I peeped through the bars, asking myself if I should really do this. He was late. He wasn’t a storyteller, probably, or in a very different sense. He had no family. He would—
A black car arrived, a slim man with fair hair reached out his hand through the bars to say Hi. The guy at the hostel reception unlocked the gate, shrugging at me (I sensed) after he’d watched me waiting all morning and now saw me go with somebody I obviously didn’t know. I put my luggage into the trunk and sat down in the car. He started speaking while we were driving, about the summer weather and about Berlin which he knew… but I could only breathe out after we reached his house, within a wildly flowering garden, with two friendly dogs, and his kids’ musical instruments filling the air with sound.
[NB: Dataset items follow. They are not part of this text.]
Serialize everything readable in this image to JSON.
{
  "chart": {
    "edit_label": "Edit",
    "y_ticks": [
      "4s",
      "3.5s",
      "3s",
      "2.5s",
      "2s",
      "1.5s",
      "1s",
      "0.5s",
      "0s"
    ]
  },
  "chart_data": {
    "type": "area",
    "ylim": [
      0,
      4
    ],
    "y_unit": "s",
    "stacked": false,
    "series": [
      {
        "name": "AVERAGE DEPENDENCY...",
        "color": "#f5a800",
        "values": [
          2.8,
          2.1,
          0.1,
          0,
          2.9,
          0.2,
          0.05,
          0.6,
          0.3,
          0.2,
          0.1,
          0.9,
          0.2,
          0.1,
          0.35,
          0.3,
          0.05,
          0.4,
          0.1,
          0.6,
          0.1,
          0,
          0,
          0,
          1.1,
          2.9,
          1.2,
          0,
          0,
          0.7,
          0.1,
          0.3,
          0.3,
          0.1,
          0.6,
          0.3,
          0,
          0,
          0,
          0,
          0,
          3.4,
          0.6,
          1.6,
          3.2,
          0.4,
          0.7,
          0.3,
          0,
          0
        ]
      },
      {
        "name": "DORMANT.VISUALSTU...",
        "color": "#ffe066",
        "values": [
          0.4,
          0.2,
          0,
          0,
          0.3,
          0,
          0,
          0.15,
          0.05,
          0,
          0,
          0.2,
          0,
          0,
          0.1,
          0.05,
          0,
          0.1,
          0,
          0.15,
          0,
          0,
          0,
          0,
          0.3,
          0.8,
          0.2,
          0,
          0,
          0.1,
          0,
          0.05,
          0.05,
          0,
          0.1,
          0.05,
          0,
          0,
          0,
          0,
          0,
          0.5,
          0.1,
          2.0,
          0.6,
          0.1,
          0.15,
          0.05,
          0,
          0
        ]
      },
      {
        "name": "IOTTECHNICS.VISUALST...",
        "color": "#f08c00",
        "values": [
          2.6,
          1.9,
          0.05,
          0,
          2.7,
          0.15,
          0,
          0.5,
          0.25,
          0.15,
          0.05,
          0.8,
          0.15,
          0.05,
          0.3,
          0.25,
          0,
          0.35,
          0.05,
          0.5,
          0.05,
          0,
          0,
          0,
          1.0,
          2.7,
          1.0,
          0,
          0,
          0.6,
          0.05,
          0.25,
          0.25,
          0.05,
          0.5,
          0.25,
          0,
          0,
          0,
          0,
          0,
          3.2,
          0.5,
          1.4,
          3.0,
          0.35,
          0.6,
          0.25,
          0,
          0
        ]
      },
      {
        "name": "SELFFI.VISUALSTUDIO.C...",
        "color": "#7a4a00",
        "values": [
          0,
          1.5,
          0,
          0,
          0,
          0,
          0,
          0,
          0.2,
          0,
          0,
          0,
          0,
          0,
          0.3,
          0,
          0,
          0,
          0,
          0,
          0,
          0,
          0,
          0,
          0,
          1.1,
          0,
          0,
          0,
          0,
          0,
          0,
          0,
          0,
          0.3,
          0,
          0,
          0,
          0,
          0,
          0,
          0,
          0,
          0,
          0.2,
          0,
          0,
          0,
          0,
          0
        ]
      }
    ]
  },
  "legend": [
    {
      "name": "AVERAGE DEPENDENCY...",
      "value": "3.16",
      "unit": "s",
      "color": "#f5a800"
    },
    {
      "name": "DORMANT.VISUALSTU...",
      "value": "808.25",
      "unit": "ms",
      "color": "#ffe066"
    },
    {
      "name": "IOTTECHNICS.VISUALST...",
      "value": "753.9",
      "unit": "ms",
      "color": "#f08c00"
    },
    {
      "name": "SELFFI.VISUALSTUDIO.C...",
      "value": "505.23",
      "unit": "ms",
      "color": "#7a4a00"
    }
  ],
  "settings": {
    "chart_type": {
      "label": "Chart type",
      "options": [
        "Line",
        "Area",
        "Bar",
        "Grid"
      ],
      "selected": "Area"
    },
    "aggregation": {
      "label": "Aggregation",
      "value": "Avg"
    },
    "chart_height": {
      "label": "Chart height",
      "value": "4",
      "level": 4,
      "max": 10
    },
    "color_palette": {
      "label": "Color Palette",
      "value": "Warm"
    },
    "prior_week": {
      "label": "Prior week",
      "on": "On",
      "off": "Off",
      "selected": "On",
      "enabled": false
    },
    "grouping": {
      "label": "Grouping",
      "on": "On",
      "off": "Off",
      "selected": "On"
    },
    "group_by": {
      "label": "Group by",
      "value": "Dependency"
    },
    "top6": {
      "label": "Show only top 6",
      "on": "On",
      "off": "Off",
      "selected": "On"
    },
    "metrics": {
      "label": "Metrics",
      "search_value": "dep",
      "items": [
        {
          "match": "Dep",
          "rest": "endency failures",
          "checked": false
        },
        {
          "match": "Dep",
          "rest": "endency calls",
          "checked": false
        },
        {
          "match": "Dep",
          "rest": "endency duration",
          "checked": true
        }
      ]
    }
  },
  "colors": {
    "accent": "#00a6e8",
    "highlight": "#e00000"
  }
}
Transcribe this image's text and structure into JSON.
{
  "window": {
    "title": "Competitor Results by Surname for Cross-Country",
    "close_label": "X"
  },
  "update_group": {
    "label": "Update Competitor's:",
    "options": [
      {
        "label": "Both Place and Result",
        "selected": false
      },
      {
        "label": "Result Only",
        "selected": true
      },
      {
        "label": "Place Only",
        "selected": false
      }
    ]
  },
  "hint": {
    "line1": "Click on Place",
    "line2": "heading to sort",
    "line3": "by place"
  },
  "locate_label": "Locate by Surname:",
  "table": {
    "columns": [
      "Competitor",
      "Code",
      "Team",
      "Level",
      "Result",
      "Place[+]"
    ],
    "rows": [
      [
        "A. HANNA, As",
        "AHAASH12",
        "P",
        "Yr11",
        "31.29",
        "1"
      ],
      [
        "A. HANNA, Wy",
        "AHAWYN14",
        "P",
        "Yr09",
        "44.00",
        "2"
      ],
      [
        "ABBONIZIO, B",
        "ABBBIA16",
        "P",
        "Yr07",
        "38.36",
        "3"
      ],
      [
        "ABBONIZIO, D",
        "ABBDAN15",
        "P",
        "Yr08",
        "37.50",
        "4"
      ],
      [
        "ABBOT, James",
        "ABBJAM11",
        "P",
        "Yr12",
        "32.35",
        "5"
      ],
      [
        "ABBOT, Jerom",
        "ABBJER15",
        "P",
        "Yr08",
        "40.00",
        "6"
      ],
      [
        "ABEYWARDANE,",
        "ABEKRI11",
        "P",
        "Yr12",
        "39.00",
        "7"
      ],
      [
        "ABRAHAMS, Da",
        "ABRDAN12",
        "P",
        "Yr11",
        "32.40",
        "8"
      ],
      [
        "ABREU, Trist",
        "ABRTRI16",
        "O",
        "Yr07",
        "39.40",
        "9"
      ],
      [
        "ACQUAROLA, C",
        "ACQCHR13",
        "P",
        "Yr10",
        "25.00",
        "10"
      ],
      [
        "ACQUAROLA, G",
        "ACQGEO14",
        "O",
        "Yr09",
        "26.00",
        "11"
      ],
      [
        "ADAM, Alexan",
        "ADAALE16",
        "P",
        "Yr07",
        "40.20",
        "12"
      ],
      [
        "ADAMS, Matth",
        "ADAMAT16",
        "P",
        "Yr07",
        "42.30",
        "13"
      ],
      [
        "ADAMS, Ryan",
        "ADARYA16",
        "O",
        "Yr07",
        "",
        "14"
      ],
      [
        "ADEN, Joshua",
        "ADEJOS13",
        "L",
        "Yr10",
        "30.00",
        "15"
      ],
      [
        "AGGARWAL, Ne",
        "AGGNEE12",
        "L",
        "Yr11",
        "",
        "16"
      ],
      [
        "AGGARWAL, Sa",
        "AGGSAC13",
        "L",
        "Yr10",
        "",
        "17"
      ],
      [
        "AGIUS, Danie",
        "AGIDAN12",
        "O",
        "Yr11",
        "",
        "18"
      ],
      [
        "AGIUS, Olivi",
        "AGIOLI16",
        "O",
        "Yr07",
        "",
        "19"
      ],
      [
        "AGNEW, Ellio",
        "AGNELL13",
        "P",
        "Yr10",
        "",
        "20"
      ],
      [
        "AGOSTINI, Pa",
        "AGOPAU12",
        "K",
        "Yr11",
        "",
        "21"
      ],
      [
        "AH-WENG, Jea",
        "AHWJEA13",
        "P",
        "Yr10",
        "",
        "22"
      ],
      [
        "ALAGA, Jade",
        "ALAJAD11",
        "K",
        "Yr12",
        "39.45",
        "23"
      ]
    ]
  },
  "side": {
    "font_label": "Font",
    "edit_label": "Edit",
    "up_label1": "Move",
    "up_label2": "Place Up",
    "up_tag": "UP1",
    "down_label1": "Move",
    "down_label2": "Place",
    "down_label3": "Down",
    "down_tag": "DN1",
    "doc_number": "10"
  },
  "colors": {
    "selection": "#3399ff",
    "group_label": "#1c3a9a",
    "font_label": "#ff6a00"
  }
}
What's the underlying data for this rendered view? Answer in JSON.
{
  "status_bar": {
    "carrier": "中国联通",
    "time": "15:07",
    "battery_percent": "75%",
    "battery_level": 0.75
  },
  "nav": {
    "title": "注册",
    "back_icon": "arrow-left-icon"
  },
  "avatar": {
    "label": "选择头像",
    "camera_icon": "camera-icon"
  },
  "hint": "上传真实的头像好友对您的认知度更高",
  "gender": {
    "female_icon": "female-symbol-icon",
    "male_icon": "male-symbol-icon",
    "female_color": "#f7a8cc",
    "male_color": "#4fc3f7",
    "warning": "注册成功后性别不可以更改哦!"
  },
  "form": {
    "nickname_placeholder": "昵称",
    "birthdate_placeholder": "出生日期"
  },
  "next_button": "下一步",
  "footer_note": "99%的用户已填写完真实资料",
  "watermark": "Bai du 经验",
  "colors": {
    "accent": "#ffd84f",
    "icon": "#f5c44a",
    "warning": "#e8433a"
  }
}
Asking about my travels, he prepared rooibos tea, explaining how to make it the South African way; and then he brought me to his mother’s house in the same garden where I stayed since she had more space than he and his wife with the children, his office, and work sheets and books in every room. Having breakfast on her terrace, I observed birds with his mother during three wonderful mornings, wild birds with long beaks that would come to sit on branches she had put up for them, feeding and playing with each other, fearless and confident in our presence until I would pick up my camera to try to keep hold of them and clicked them away.